My visit to the UK was quite awesome and it was really good to catch up with all my old friends and work colleagues again and see how everything has changed, hopefully even convinced a couple to make the journey down under for a visit.
The downside is I’m still catching up on the very large backlog of work from the holidays, which includes some re-work and changes to one of my projects I created in 2007 for my customer Wine Technologies which I have to convert 700 lines of code from MikroPascal to standard MPIDE compatible C.
MikroPascal was a very nice language and is still written and supported but it does cost about $200 for the IDE and also my client (and I suspect most clients if you really ask them) prefer to be able to have the code in C so they can read/modify it if required.
It’s a shame in one way that I have to do this, Pascals a much more forgiving language which makes it real hard to make mistakes in syntax and structure, and it is so easy to pick up what you intended the code to do, even years later. I’ve sometimes written whole modules in one go, compiled them and they have worked, yes you can still put the wrong value in the wrong register and make a pigs-ear of the logic, but generally it was a nice way to go.
C was a language I was very happy with back in the DOS Turbo C days of 1986, Ironically I had to move from it to Turbo-Pascal when I worked at the government and I remember having the same feelings! when I first encountered C++ in windows in 1994 I shuddered at the complex monster of libraries and headers it had grown into and immediately started using Delphi (I always take the easy way out!)
Anyway, as part of the re-work I had to also re do the PCB. The new PCB was larger and customer decided to move from surface mount to through hole and to build them themselves again another change from my normal as most people prefer surface mount which are easier to mass produce offshore. The PIC18F2520 which the project was based on is also still manufactured but is still $4 so I reworked it with the pin compatible PIC18F23K22 as the C code compiled to about half the size of the Pascal code. The new chip is under $2 which should offset some of the costs as he will be making hundreds of these.
The catch2 production system is also still on the back-burner due to work pressure from my major client, the Mussel factory are sweet with this delay (they don’t pay a penny until its all in tested and working) and it gives them a bit of time to figure out a more efficient way of production s a few changes are on the cards when I pick it back up in a week or two.

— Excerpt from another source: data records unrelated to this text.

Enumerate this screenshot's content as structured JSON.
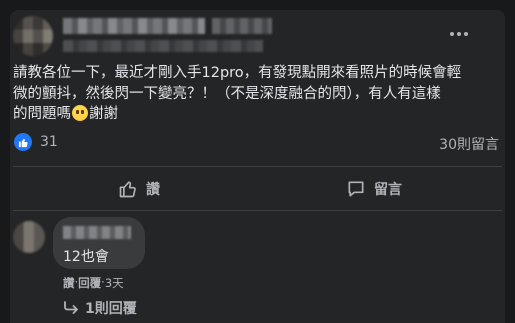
{
  "post": {
    "text_line1": "請教各位一下，最近才剛入手12pro，有發現點開來看照片的時候會輕",
    "text_line2": "微的顫抖，然後閃一下變亮？！（不是深度融合的閃），有人有這樣",
    "text_line3_before": "的問題嗎",
    "text_line3_after": "謝謝",
    "emoji_icon": "crying-face-emoji"
  },
  "reactions": {
    "like_count": "31",
    "comment_count": "30則留言",
    "like_color": "#2078f4"
  },
  "actions": {
    "like_label": "讚",
    "comment_label": "留言"
  },
  "comment": {
    "text": "12也會",
    "like_label": "讚",
    "reply_label": "回覆",
    "separator": "·",
    "time": "3天",
    "replies_label": "1則回覆"
  }
}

I ordered and checked out the ESP8266 boards, mixed results with the first modules (with older firmware and chip) booting but failing to go ready, the second batch I ordered (after I almost gave up on the chips) are the newer ESP8266EX ones and seem to be playing ball, but seem a bit flakey in the firmware and power hungry at switch on. A few people in the maker community are doing a lot of work testing these and improving the firmware, with this in mind I have re-spun the mobile terminal board to use one and test properly.
I signed the NDA to get more technical info on the device but they do not give you any more data than is already leaked to the comunity, a strange way of doing business is not giving out technical documentation on what you are trying to sell! Anyway, Check out the progress on ESP8266.com and hackaday.io
I have also been designing the byte-code and comms protocols for the mobile terminal to ensure all traffic to and from the server is short and concise. The 2.4Ghz wifi band is very over-crowded and having everything in a single packet has a lot of advantages. Currently this is slow going as I really need to put some quality time aside where there are no distractions.